Moi qui ait tant désespéré d’être à l’hôpital le premier noël de mon enfant, pour ses un an, absente de trop nombreux mois de sa vie aussi, je ne peux que me réjouir d’être là, ici et maintenant, vivante et près d’elle en ce jour de la fête des mères. Moi qui étais persuadée de ne pas voir ses un an, pensant ne pas la voir grandir.

Chaque année, je pense aux mamans malades qui, à cette date, font un stage à l’hôpital. C’est terrible d’être séparée de son enfant, de ne pas s’en occuper, de ne pas pouvoir le porter ni même lui dire « bonne nuit » en l’embrassant. Surtout si ledit enfant est aussi intelligent et beau que le mien, là, c’est très dur.

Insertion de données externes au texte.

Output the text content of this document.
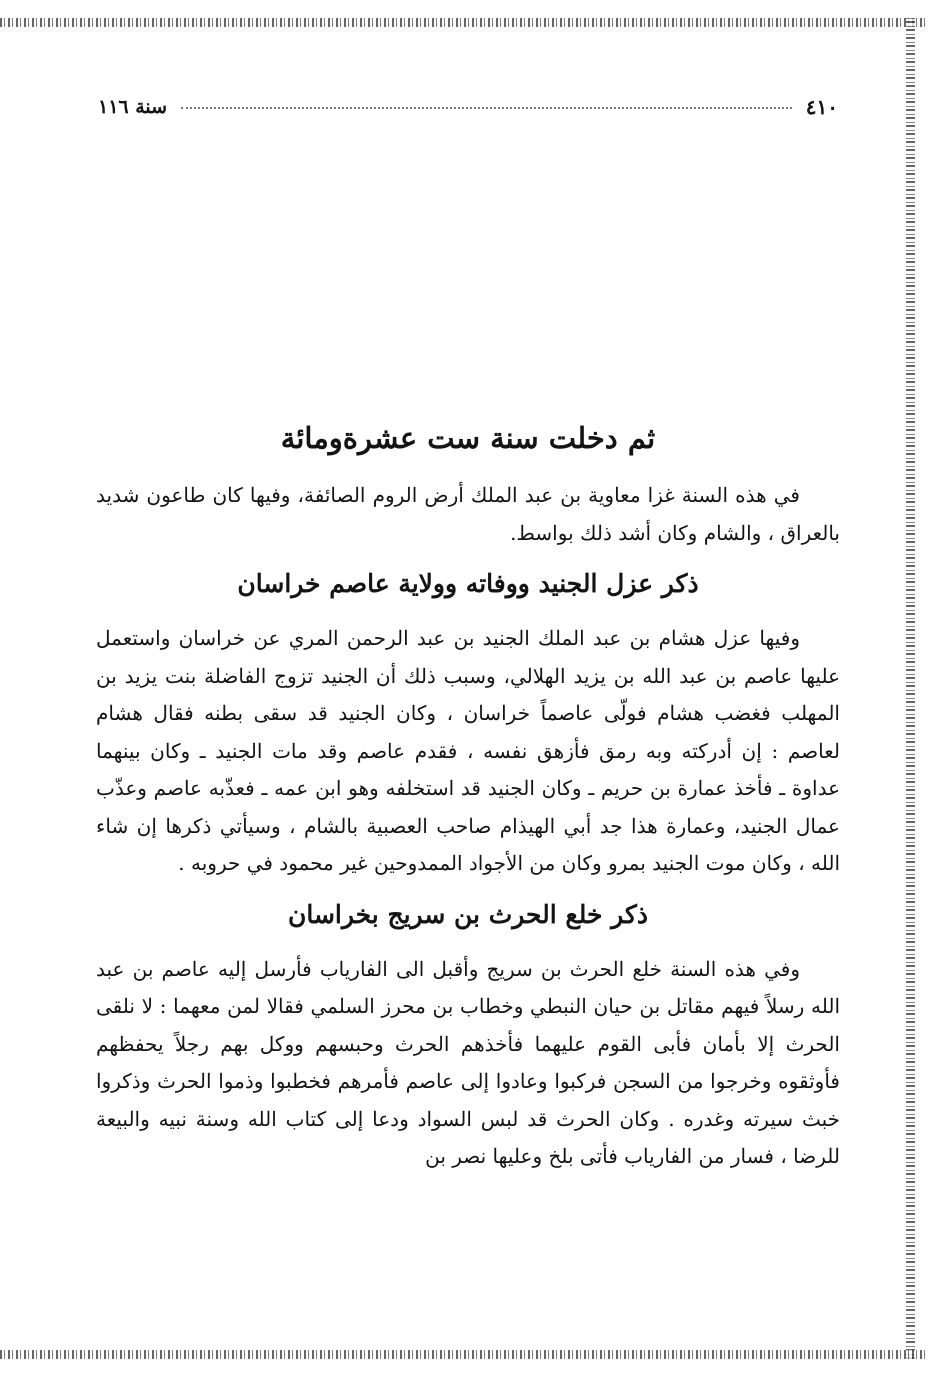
٤١٠
سنة ١١٦
ثم دخلت سنة ست عشرةومائة

في هذه السنة غزا معاوية بن عبد الملك أرض الروم الصائفة، وفيها كان طاعون شديد بالعراق ، والشام وكان أشد ذلك بواسط.

ذكر عزل الجنيد ووفاته وولاية عاصم خراسان

وفيها عزل هشام بن عبد الملك الجنيد بن عبد الرحمن المري عن خراسان واستعمل عليها عاصم بن عبد الله بن يزيد الهلالي، وسبب ذلك أن الجنيد تزوج الفاضلة بنت يزيد بن المهلب فغضب هشام فولّى عاصماً خراسان ، وكان الجنيد قد سقى بطنه فقال هشام لعاصم : إن أدركته وبه رمق فأزهق نفسه ، فقدم عاصم وقد مات الجنيد ـ وكان بينهما عداوة ـ فأخذ عمارة بن حريم ـ وكان الجنيد قد استخلفه وهو ابن عمه ـ فعذّبه عاصم وعذّب عمال الجنيد، وعمارة هذا جد أبي الهيذام صاحب العصبية بالشام ، وسيأتي ذكرها إن شاء الله ، وكان موت الجنيد بمرو وكان من الأجواد الممدوحين غير محمود في حروبه .

ذكر خلع الحرث بن سريج بخراسان

وفي هذه السنة خلع الحرث بن سريج وأقبل الى الفارياب فأرسل إليه عاصم بن عبد الله رسلاً فيهم مقاتل بن حيان النبطي وخطاب بن محرز السلمي فقالا لمن معهما : لا نلقى الحرث إلا بأمان فأبى القوم عليهما فأخذهم الحرث وحبسهم ووكل بهم رجلاً يحفظهم فأوثقوه وخرجوا من السجن فركبوا وعادوا إلى عاصم فأمرهم فخطبوا وذموا الحرث وذكروا خبث سيرته وغدره . وكان الحرث قد لبس السواد ودعا إلى كتاب الله وسنة نبيه والبيعة للرضا ، فسار من الفارياب فأتى بلخ وعليها نصر بن
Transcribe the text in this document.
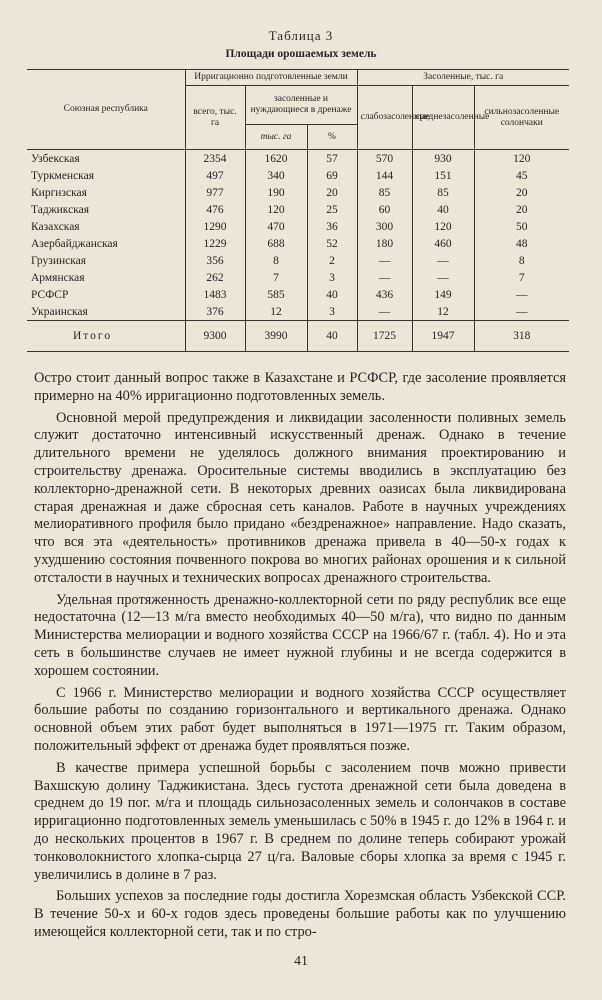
Таблица 3
Площади орошаемых земель
Союзная республика	Ирригационно подготовленные земли			Засоленные, тыс. га		
	всего, тыс. га	засоленные и нуждающиеся в дренаже		слабозасоленные	среднезасоленные	сильнозасоленные солончаки
		тыс. га	%			
Узбекская	2354	1620	57	570	930	120
Туркменская	497	340	69	144	151	45
Киргизская	977	190	20	85	85	20
Таджикская	476	120	25	60	40	20
Казахская	1290	470	36	300	120	50
Азербайджанская	1229	688	52	180	460	48
Грузинская	356	8	2	—	—	8
Армянская	262	7	3	—	—	7
РСФСР	1483	585	40	436	149	—
Украинская	376	12	3	—	12	—
Итого	9300	3990	40	1725	1947	318

Остро стоит данный вопрос также в Казахстане и РСФСР, где засоление проявляется примерно на 40% ирригационно подготовленных земель.

Основной мерой предупреждения и ликвидации засоленности поливных земель служит достаточно интенсивный искусственный дренаж. Однако в течение длительного времени не уделялось должного внимания проектированию и строительству дренажа. Оросительные системы вводились в эксплуатацию без коллекторно-дренажной сети. В некоторых древних оазисах была ликвидирована старая дренажная и даже сбросная сеть каналов. Работе в научных учреждениях мелиоративного профиля было придано «бездренажное» направление. Надо сказать, что вся эта «деятельность» противников дренажа привела в 40—50-х годах к ухудшению состояния почвенного покрова во многих районах орошения и к сильной отсталости в научных и технических вопросах дренажного строительства.

Удельная протяженность дренажно-коллекторной сети по ряду республик все еще недостаточна (12—13 м/га вместо необходимых 40—50 м/га), что видно по данным Министерства мелиорации и водного хозяйства СССР на 1966/67 г. (табл. 4). Но и эта сеть в большинстве случаев не имеет нужной глубины и не всегда содержится в хорошем состоянии.

С 1966 г. Министерство мелиорации и водного хозяйства СССР осуществляет большие работы по созданию горизонтального и вертикального дренажа. Однако основной объем этих работ будет выполняться в 1971—1975 гг. Таким образом, положительный эффект от дренажа будет проявляться позже.

В качестве примера успешной борьбы с засолением почв можно привести Вахшскую долину Таджикистана. Здесь густота дренажной сети была доведена в среднем до 19 пог. м/га и площадь сильнозасоленных земель и солончаков в составе ирригационно подготовленных земель уменьшилась с 50% в 1945 г. до 12% в 1964 г. и до нескольких процентов в 1967 г. В среднем по долине теперь собирают урожай тонковолокнистого хлопка-сырца 27 ц/га. Валовые сборы хлопка за время с 1945 г. увеличились в долине в 7 раз.

Больших успехов за последние годы достигла Хорезмская область Узбекской ССР. В течение 50-х и 60-х годов здесь проведены большие работы как по улучшению имеющейся коллекторной сети, так и по стро-

41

Alors cette année, c’est décidée, je veux prouver par quelques réflexions, quelques mots d’enfants justement, qu’un petit enfant qui a vécu, qui a grandi ses premières années avec sa mère qui a elle-même grandi ces années-là avec un cancer, peut être intelligent, en bonne santé mentale et plein d’humour. Et ça, comme dirait mon enfant, c’était pas gagné. Voici donc quelques réflexions spontanées de Mlle Do (je préserve son anynomat) car Do a 8 ans.

Je lui dis : « bon Do, il va falloir ranger ta chambre ».Mlle Do : « Mais maman, je ne suis pas Cendrillon ! » La mère : « justement, tu as cinq ans et demie, tu t’appelles Do et tu vas ranger ta chambre ». Mais la mère souffle fort comme le vent.

La mère, plus tard, veut toujours que son enfant range sa chambre : « Mais comment tu vas faire quand je ne serais plus là ? Quand tu seras grande et que tu auras un appartement ? » Mlle Do : « Mais maman, j’aurais un mari ! » La mère qui craque : « et alors ? »Mlle Do : « Il va m’aider maman ! ». La mère tombe par terre et se dit qu’elle a vraiment raté l’éducation de son enfant âgée de 6 ans alors, elle culpabilise forcément : « Ecoute, la vérité, c’est qu’un mari, ça n’aide pas sa femme, il faut que je te le dise, en général, c’est un boulet : un mari, ça joue aussi, tu sais ! Comme les enfants ! Et que ça commande une console à Noel, ça joue avec son Iphone ou au PMU ». Mlle Do : « c’est vrai, maman ? »La mère désolée : « voyons, Do, tu sais très bien que je dis toujours la vérité ! Tu crois toujours au père noël au fait ? »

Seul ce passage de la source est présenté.